What is $\lim\limits_{c\to 0}\mu(c,\mathbb{Q})$, $\lim\limits_{c\to 0}\mu(c,\ln(\mathbb{Q}_{>0}))$, and $\lim\limits_{c\to 0}\mu(c,\mathbb{Q}\cup\ln(\mathbb{Q}_{>0}))$, where $A=\mathbb{Q}\cup\ln(\mathbb{Q}_{>0})$? My guess is all the answers would be $\lim\limits_{c\to 0}c\left\lceil\frac{b-a}{c}\right\rceil$

Your guess is only partially correct. If we set $S_1:=\mathbb Q$, $S_2:=\ln\mathbb Q_{>0}$, then the results satisfy $$ \mu^*(c,S_1)=\mu^*(c,A)=\mu^*(c,S_2) =c\left\lceil\frac{b-a}{c}\right\rceil, $$ with the exception that it can ocassionally happen that the value is $c\left(\left\lfloor\frac{b-a}{c}\right\rfloor+1\right)$ instead (this depends on the rationality of $a,b$, the value of $c$, and is hard to make precise when this happens. Since the difference vanishes as $c\to0$, we will not go into further detail for this special case).

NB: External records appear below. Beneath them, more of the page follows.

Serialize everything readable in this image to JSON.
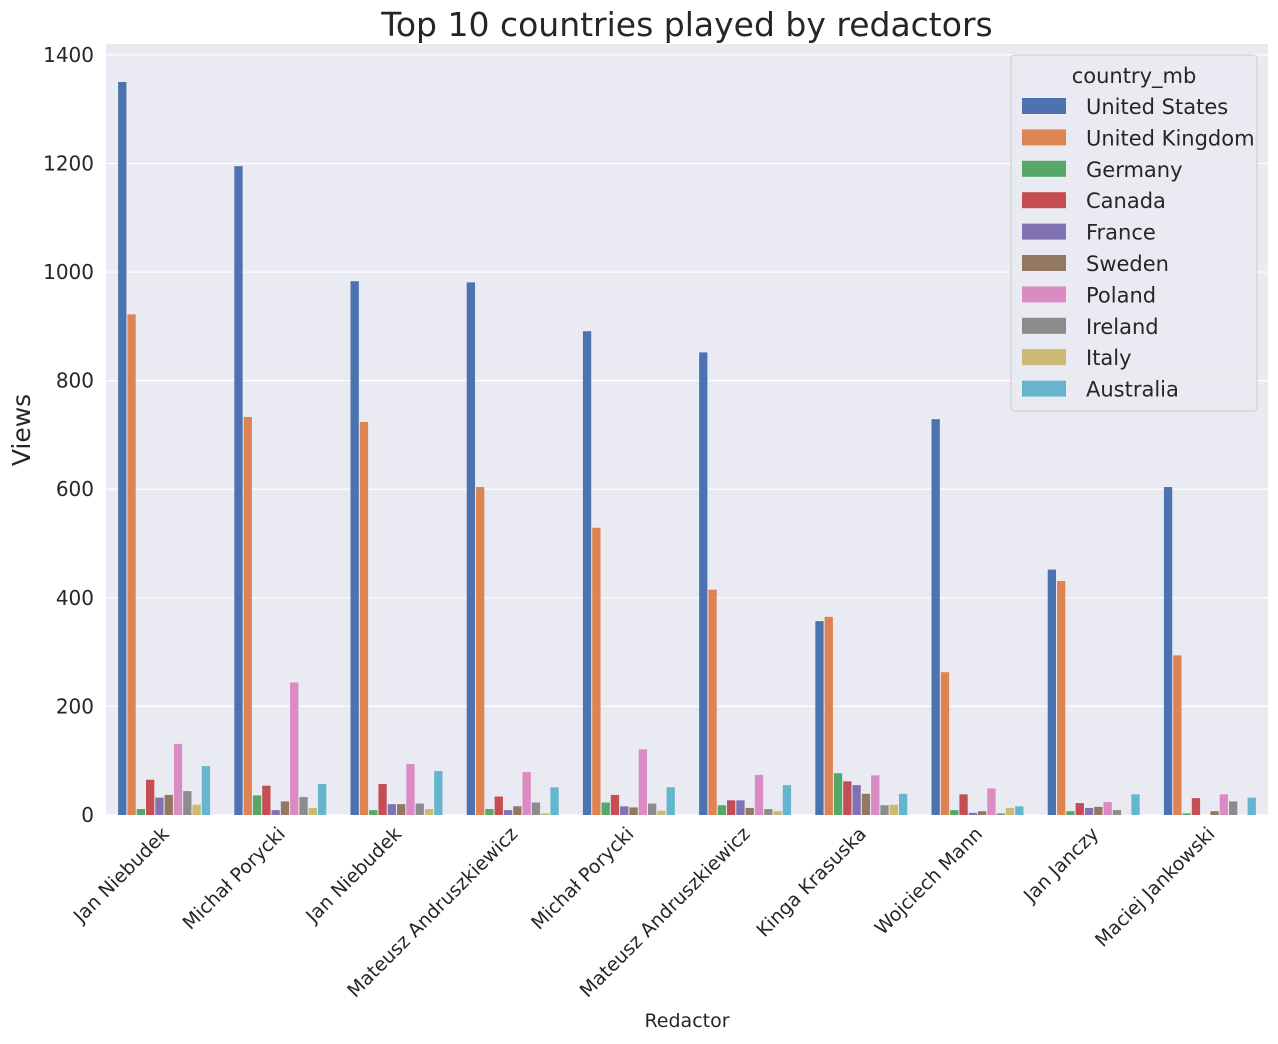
{
  "chart_data": {
    "type": "bar",
    "title": "Top 10 countries played by redactors",
    "xlabel": "Redactor",
    "ylabel": "Views",
    "ylim": [
      0,
      1420
    ],
    "yticks": [
      0,
      200,
      400,
      600,
      800,
      1000,
      1200,
      1400
    ],
    "grid": true,
    "legend_title": "country_mb",
    "legend_position": "top-right",
    "categories": [
      "Jan Niebudek",
      "Michał Porycki",
      "Jan Niebudek",
      "Mateusz Andruszkiewicz",
      "Michał Porycki",
      "Mateusz Andruszkiewicz",
      "Kinga Krasuska",
      "Wojciech Mann",
      "Jan Janczy",
      "Maciej Jankowski"
    ],
    "series": [
      {
        "name": "United States",
        "color": "#4c72b0",
        "values": [
          1350,
          1195,
          983,
          981,
          891,
          852,
          357,
          729,
          452,
          604
        ]
      },
      {
        "name": "United Kingdom",
        "color": "#dd8452",
        "values": [
          922,
          733,
          724,
          604,
          529,
          415,
          365,
          263,
          431,
          294
        ]
      },
      {
        "name": "Germany",
        "color": "#55a868",
        "values": [
          11,
          36,
          9,
          11,
          23,
          18,
          77,
          9,
          7,
          3
        ]
      },
      {
        "name": "Canada",
        "color": "#c44e52",
        "values": [
          65,
          54,
          57,
          34,
          37,
          27,
          62,
          38,
          22,
          31
        ]
      },
      {
        "name": "France",
        "color": "#8172b3",
        "values": [
          32,
          9,
          20,
          9,
          16,
          27,
          55,
          4,
          13,
          0
        ]
      },
      {
        "name": "Sweden",
        "color": "#937860",
        "values": [
          37,
          25,
          20,
          16,
          14,
          13,
          39,
          7,
          15,
          7
        ]
      },
      {
        "name": "Poland",
        "color": "#da8bc3",
        "values": [
          131,
          244,
          94,
          79,
          121,
          74,
          73,
          49,
          24,
          38
        ]
      },
      {
        "name": "Ireland",
        "color": "#8c8c8c",
        "values": [
          44,
          33,
          21,
          23,
          21,
          11,
          18,
          3,
          9,
          25
        ]
      },
      {
        "name": "Italy",
        "color": "#ccb974",
        "values": [
          19,
          13,
          11,
          3,
          8,
          7,
          19,
          13,
          0,
          0
        ]
      },
      {
        "name": "Australia",
        "color": "#64b5cd",
        "values": [
          90,
          57,
          81,
          51,
          51,
          55,
          39,
          16,
          38,
          32
        ]
      }
    ]
  }
}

Some arguments for this calculation: Suppose that you have $m<\left\lceil\frac{b-a}{c}\right\rceil$ open intervals of length $c$. Then the complement of the union of these intervals contains a (nonempty) interval $I_0$. Because the sets $S_1,A,S_2$ are dense in $[a,b]$, there would be points in $S_1,A,S_2$ which would be in $I_0$ and therefore not covered by the $m$ open intervals.

As a consequence, of the results for $\mu^*$, we get $$ \mu_*(c,S_1)=\mu^*(c,A)-\mu^*(S_2)=0, \\ \mu_*(c,S_2)=\mu^*(c,A)-\mu^*(S_1)=0, \\ \mu_*(c,A)=\mu^*(c,A)-\mu^*(c,\emptyset)=\mu^*(c,A). $$ Then it turns out that your set function is not well-defined for $S_1$ and $S_2$: We have $$ \lim_{c\to0}\mu^*(c,S_1) = \lim_{c\to0}\mu^*(c,S_2) = \lim_{c\to0} c\left\lceil\frac{b-a}{c}\right\rceil = b-a, $$ but also $$ \lim_{c\to0}\mu_*(c,S_1) = \lim_{c\to0}\mu_*(c,S_2) = 0. $$

Additional questions after this answer was started:

When $A=[a,b]$, does my set function of $S$ equal the Lebesgue measure of $S$.

I think this is not the case. There one can construct a set $S\subset A$ that is dense, Lebesgue measurable and has measure zero, but unlike $\mathbb Q$ is uncountable. Then the set function would be undefined again for this set.

If $A=\mathbb{Q}$ could we solve $\lim_{c\to 0} \mu(c,S)$ by doing the following: Take elements of $S$ that have $n$ decimal places. Take $\lim\limits_{c\to 0}\mu$ of these elements as $n\to\infty$. If we cannot do this, how can we change my definition of $\lim\limits_{c\to 0}\mu(c,S)$ so this is possible.

If we only take $\mu(c,\cdot)$ for the elements that have at most $n$ decimal places, then we would only take $\mu(c,F)$ for sets $F$ that are finite. If we then take the limit $c\to0$, we get $0$, which is probably not desirable.

I am not sure how to change the definition of $\lim_{c\to0}\mu(c,S)$ to get desirable properties. Maybe you should try Hausdorff measures. These have the nice properties that they are measures.